Being autistic hasn’t stopped me from having a good life.
By Jonathan Murphy (As told to Jodi Murphy)
When you encounter me today, the man you see before you is a galaxy’s distance away from the boy I used to be. I was the kid in the corner pacing back and forth, the boy who wanted to go unnoticed and left to live inside my own mind’s palace. I wouldn’t look you in the eye. I just didn’t have the confidence to peer into your soul. The eyes are piercing gateways and it was just too difficult for me to ‘see’ you. So I’d have to look to your left or right in order to focus on what you were saying.
I was a hedgehog.
I read that someone once said that autism is like being a hedgehog. They want to get close to other hedgehogs but because of their spines, they’re afraid if they get too close, it will hurt. That was me. I wanted to reach out to people but I was so afraid of getting rejected. And I had a reason to be fearful because kids my age never understood me. Whenever I was the real me, I got laughed at or bullied. No, best to keep my head down and remain invisible.
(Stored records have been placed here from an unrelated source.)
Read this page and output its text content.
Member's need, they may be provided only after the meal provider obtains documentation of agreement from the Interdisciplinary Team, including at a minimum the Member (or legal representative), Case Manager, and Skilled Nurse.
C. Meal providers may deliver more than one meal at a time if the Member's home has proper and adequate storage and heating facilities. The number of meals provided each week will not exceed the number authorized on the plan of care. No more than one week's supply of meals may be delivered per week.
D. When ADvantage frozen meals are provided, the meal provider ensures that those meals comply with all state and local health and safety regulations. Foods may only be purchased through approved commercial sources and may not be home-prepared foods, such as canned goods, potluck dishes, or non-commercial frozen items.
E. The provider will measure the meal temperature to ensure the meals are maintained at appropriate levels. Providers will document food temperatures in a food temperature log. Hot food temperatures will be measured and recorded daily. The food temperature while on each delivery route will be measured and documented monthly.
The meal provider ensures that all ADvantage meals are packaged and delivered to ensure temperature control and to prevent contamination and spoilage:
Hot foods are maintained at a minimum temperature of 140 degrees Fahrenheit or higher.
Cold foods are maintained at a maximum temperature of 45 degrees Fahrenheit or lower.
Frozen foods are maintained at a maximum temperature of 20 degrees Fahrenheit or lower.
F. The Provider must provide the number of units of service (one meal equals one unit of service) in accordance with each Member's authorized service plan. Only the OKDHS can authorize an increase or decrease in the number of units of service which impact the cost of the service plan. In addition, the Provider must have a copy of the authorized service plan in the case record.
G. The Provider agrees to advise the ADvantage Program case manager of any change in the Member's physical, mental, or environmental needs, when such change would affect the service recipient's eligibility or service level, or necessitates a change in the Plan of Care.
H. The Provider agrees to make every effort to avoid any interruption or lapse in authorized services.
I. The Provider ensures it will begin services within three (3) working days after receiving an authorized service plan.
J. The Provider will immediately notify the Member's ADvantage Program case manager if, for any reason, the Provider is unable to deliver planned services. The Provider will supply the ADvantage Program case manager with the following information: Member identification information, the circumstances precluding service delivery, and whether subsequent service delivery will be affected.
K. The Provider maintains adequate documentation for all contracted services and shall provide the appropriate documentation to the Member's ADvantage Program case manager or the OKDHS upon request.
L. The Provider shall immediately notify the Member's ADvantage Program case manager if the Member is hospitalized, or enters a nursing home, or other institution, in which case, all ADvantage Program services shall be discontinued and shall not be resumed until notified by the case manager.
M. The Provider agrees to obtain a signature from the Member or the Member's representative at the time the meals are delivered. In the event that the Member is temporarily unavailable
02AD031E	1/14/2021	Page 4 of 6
I learned to engage and connect.
My mother was (and is) always working behind the scenes to find environments where I feel safe—places with people who could help me come out of my shell, shed my anxieties and discover my true potential. She has a special ‘brainstorming’ technique that allows her to think outside-the-box to find great opportunities for me. When she found the Stanbridge Academy, a very unique school for kids with learning disabilities, I began my journey towards engagement and connection. I had teachers who cared and wouldn’t let me hide and retreat from the spotlight. They consistently pushed me to the forefront, asking and encouraging me to take on challenges they knew I could do—and even when I resisted, they never gave up on me.
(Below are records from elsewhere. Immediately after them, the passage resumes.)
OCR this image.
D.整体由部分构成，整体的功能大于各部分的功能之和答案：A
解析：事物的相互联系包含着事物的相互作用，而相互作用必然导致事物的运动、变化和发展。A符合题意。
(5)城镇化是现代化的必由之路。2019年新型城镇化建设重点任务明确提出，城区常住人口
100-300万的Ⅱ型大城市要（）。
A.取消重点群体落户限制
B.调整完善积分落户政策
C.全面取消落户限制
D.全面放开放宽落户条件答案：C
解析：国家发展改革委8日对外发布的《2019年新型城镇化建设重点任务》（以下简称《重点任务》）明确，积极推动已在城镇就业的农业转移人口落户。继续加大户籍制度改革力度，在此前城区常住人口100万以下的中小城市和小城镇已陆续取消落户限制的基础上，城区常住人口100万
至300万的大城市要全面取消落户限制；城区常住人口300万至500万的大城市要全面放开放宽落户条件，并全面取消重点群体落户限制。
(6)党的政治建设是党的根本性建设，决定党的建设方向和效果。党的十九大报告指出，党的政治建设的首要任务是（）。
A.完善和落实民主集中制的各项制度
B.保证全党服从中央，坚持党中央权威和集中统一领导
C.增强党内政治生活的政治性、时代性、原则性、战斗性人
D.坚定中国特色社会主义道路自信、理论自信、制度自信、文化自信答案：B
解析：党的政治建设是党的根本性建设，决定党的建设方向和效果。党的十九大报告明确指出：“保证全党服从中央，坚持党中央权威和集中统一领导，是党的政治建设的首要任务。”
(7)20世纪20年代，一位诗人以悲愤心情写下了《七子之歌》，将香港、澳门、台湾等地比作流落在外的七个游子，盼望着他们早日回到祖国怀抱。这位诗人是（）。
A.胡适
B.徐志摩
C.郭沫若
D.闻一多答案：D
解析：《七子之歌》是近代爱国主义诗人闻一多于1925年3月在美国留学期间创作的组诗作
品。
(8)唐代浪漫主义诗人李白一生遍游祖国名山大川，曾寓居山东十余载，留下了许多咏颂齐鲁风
I gained my confidence from those challenges and going outside my comfort zone. I was (and still am) able to do this because of a great support team—family, friends, teachers, counselors—who help me through the rough spots and believe in me, even during those times when I don’t believe in myself.
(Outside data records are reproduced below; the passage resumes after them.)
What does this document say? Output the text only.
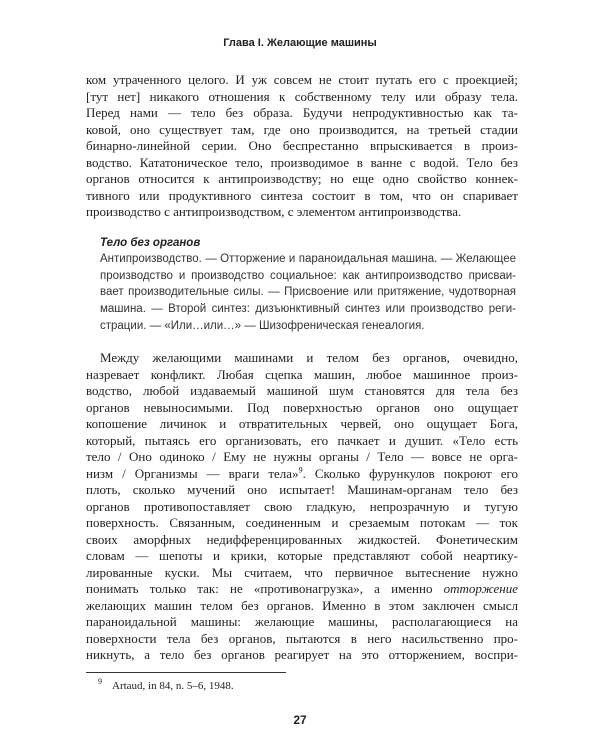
Глава I. Желающие машины
ком утраченного целого. И уж совсем не стоит путать его с проекцией;
[тут нет] никакого отношения к собственному телу или образу тела.
Перед нами — тело без образа. Будучи непродуктивностью как та-
ковой, оно существует там, где оно производится, на третьей стадии
бинарно-линейной серии. Оно беспрестанно впрыскивается в произ-
водство. Кататоническое тело, производимое в ванне с водой. Тело без
органов относится к антипроизводству; но еще одно свойство коннек-
тивного или продуктивного синтеза состоит в том, что он спаривает
производство с антипроизводством, с элементом антипроизводства.
Тело без органов
Антипроизводство. — Отторжение и параноидальная машина. — Желающее
производство и производство социальное: как антипроизводство присваи-
вает производительные силы. — Присвоение или притяжение, чудотворная
машина. — Второй синтез: дизъюнктивный синтез или производство реги-
страции. — «Или…или…» — Шизофреническая генеалогия.
Между желающими машинами и телом без органов, очевидно,
назревает конфликт. Любая сцепка машин, любое машинное произ-
водство, любой издаваемый машиной шум становятся для тела без
органов невыносимыми. Под поверхностью органов оно ощущает
копошение личинок и отвратительных червей, оно ощущает Бога,
который, пытаясь его организовать, его пачкает и душит. «Тело есть
тело / Оно одиноко / Ему не нужны органы / Тело — вовсе не орга-
низм / Организмы — враги тела»$^9$. Сколько фурункулов покроют его
плоть, сколько мучений оно испытает! Машинам-органам тело без
органов противопоставляет свою гладкую, непрозрачную и тугую
поверхность. Связанным, соединенным и срезаемым потокам — ток
своих аморфных недифференцированных жидкостей. Фонетическим
словам — шепоты и крики, которые представляют собой неартику-
лированные куски. Мы считаем, что первичное вытеснение нужно
понимать только так: не «противонагрузка», а именно отторжение
желающих машин телом без органов. Именно в этом заключен смысл
параноидальной машины: желающие машины, располагающиеся на
поверхности тела без органов, пытаются в него насильственно про-
никнуть, а тело без органов реагирует на это отторжением, воспри-
$^9$ Artaud, in 84, n. 5–6, 1948.
27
I let go of being typical.
I felt inner-pressure to be ‘typical’ and set myself up for disappointment when I couldn’t live up to society’s norms. When I let go of those expectations, my attitude turned positive and my life changed dramatically. I discovered something I was really good at and a path towards independence and future! I’m not a technical genius nor an athlete, but when I act, people take notice and pay attention. I cannot improvise in life but I am masterful on stage or in a sound booth. I’ve done Shakespeare and children’s theater. Today, I am a member of the actors union and I’ve done character voices on videogames, apps, toys…even a major theme park.
Being autistic hasn’t stopped me from achieving and pursuing my dreams. It won’t stop you either.